Hymen, Hymenæé ! C’est l’heure des baisers…
Viens-nous-en : les corbeaux croassent sur les tombes.
Hymen ! Et que l’autel ressemble aux épousés !
Hymen ! Et que le nid soit digne des colombes !

 
Au fond des nuits ! Je sais un grand bois où l’hiver
Suspend des fruits de glace autour des fleurs de givre,
Un bois désespéré, paradis de l’enfer,
Où noir, nu, chaque tronc dort crispé comme un guivre.


Nous nous en irons loin, très loin, tous deux, tout seuls,
Nous accoupler sans bruit sous les cieux sans étoiles :
La neige déploiera ses tranquilles linceuls
Pour mettre à notre lit des draps blancs et des voiles.

Nos râles attendris effraieront les hiboux,
Les crapauds gémiront de nous voir nous étreindre,
Et la lune, veilleuse extatique des fous,
Vers le vague horizon descendra pour nous plaindre.


Alors, peut-être, enfin, pour la dernière fois,
Envahis par l’angoisse et l’horreur des cieux blêmes,
Émus de la tristesse amicale des bois,
Nous trouverons des pleurs à verser sur nous-mêmes !

                                  ⁂


Oh ! t’avoir rencontrée aux jours de nos candeurs,
Sauvage, avec des yeux aussi clairs que tes rêves,
Ignorant comme moi le monde et ses laideurs,
Et mêlant tes chansons à la chanson des grèves !


Avoir sur ton front brun débrouillé tes cheveux,
Baisé tes cils câlins et tes lèvres dociles,
Et t’avoir dit : « Veux-tu ? » Tu m’aurais dit : « Je veux. »
Et nous serions partis ensemble pour des îles.

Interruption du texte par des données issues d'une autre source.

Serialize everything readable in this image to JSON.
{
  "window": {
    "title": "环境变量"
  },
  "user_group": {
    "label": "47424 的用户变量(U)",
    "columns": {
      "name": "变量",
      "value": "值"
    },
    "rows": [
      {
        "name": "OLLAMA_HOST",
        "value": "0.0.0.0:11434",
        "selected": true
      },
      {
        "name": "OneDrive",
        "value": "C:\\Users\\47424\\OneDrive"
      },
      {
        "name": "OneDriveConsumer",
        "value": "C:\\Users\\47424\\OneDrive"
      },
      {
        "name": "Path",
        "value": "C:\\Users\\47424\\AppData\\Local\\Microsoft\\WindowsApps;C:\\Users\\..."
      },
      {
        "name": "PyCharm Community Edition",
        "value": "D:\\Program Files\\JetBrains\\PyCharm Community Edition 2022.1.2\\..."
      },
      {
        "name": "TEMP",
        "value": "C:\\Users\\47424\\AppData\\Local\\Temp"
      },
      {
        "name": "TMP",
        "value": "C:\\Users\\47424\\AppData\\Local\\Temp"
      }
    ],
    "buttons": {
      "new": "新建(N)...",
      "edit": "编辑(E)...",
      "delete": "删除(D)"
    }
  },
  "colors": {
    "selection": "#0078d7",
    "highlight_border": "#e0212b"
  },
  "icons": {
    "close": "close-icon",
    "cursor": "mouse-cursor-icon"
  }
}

Par delà le grand champ des mers aux sillons bleus,
Nous aurions, sans souci du temps et de l’espace,
Cherché le dernier coin des Édens fabuleux
Où les petits oiseaux n’ont pas peur quand on passe.


Nous aurions empli l’air d’un bonheur sans jaloux,
Communiquant la joie et faisant la lumière ;
La terre, autour de nous, eût gardé comme nous
L’éternel renouveau de sa beauté première.


Ah ! la douceur de vivre indiciblement pur !
Faire son avenir semblable à son enfance,
Rester une âme en fleur quand l’esprit devient mûr,
Et vieillir doucement sans crainte et sans défense :


Vieillir sans comparer les temps à d’autres temps,
Croire en Dieu, croire en soi, croire en tout ce qu’on aime !
— Seigneur, Seigneur ! Prenez pitié des pénitents
Et versez sur nos cœurs le pardon du blasphème !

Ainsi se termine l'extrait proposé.